Old NTSC tricks: 240p?

Eric Smith spacewar at gmail.com
Thu Mar 19 14:46:52 CDT 2015


Tor wrote:
> (PAL means Phase Alternating Line, except for the lines/frequency
> differences it is really just NTSC but with the phase of the colour
> subcarrier alternating every other line. Thus automatically cancelling
> out transmission phase errors which would otherwise change the colour.
> That's all really: NTSC with automatic colour phase error
> cancellation.)

NTSC does have alternating color carrier phase on consecutive lines.
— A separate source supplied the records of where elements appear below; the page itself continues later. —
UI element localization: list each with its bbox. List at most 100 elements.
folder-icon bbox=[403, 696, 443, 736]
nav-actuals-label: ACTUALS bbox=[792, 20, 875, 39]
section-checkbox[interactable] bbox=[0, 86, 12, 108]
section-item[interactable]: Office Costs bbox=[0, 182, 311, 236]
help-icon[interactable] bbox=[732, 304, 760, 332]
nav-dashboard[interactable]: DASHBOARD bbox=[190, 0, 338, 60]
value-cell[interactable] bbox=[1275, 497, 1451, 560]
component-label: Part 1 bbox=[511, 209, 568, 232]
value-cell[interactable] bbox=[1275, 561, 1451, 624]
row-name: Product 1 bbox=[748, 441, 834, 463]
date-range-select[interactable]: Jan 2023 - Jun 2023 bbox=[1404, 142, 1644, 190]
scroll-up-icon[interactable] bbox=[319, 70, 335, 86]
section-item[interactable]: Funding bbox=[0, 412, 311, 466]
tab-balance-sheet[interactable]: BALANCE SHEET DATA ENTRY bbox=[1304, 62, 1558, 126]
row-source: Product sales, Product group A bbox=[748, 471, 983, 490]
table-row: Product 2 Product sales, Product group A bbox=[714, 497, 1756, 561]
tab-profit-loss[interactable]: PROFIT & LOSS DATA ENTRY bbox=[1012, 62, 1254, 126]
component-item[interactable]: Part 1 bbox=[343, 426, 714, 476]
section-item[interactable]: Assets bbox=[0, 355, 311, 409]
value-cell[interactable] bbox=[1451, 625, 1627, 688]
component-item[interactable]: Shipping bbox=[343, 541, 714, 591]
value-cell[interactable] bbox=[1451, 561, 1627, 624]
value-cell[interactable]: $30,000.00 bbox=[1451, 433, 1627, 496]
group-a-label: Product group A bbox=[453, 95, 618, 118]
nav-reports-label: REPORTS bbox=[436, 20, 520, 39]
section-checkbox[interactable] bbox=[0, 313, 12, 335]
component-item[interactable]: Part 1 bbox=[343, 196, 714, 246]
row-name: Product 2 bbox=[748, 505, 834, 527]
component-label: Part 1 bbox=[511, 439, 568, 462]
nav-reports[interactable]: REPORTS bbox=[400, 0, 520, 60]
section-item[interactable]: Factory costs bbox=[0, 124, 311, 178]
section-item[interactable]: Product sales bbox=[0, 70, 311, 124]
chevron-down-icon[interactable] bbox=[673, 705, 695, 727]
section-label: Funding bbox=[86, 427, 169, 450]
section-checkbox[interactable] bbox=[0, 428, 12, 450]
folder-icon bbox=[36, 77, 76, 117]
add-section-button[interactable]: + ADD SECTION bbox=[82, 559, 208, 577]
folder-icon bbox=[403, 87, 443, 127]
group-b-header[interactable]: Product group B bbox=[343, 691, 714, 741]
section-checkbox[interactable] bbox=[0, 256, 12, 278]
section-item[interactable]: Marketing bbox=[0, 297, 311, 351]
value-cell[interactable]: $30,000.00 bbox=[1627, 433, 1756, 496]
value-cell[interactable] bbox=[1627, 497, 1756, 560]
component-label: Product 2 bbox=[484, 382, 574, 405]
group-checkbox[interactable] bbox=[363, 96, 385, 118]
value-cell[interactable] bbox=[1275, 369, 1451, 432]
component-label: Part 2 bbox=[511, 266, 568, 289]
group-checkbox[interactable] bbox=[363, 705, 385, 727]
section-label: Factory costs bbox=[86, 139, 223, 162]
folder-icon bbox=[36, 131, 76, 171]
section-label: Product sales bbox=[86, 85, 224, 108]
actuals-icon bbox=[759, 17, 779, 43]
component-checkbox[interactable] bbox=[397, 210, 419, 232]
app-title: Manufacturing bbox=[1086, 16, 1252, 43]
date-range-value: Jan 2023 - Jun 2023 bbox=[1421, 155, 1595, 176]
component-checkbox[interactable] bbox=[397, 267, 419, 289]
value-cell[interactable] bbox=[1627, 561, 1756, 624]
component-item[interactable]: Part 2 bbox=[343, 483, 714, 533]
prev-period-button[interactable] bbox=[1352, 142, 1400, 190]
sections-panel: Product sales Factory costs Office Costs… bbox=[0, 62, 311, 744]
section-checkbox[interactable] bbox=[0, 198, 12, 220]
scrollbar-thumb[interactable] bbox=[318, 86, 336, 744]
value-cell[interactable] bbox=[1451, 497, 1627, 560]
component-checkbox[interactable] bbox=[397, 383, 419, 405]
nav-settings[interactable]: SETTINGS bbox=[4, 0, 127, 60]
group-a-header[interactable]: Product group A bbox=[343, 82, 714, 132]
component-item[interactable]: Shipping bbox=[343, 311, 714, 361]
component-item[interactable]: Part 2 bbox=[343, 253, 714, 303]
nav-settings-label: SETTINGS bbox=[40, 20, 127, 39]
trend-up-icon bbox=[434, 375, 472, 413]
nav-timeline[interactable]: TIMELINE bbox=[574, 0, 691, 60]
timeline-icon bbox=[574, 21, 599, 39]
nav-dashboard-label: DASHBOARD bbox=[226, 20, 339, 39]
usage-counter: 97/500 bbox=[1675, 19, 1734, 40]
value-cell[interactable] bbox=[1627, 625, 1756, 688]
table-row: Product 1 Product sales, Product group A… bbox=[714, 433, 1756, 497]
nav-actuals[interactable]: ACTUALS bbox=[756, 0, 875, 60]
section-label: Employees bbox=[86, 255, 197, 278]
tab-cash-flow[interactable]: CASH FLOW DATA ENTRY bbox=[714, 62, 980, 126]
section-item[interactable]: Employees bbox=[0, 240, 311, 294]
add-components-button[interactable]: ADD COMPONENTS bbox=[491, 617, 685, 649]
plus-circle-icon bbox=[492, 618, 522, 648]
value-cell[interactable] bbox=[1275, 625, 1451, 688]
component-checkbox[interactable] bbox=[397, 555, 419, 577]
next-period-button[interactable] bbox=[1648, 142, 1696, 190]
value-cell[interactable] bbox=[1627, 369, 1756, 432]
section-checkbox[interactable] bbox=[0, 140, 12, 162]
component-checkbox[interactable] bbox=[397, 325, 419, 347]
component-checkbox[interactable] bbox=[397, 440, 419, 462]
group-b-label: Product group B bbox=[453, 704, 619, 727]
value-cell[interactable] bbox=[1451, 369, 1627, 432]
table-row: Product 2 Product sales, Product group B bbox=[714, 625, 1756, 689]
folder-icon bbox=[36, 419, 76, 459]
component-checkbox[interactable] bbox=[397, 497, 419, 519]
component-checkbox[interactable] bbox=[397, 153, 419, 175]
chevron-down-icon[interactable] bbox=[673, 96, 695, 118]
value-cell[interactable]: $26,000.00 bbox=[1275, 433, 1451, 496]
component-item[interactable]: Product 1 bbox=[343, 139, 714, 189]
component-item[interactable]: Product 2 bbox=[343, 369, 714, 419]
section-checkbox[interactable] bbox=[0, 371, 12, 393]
A
horizontal scan line is exactly 227.5 cycles of the color carrier, so
the color phase changes 180 degrees on each successive line.  In PAL,
the scan line is 283.75 cycles of the color carrier, plus a 25 Hz
offset so the color carrier phase changes by slightly less than 90
degrees on each successive line. The 25 Hz offset makes digital
generation of a correct PAL signal a bit more difficult than NTSC;
that is one of the places that a lot of cheap consumer electronics
cheats.

What PAL does significantly differently than NTSC is that the color
burst (in the back porch) doesn't have the same phase as the color
carrier. The burst phase is offset 45 degrees in opposite directions
on consecutive scan lines, so it alternates by 90 degrees. This is the
"alternating" referenced in the name.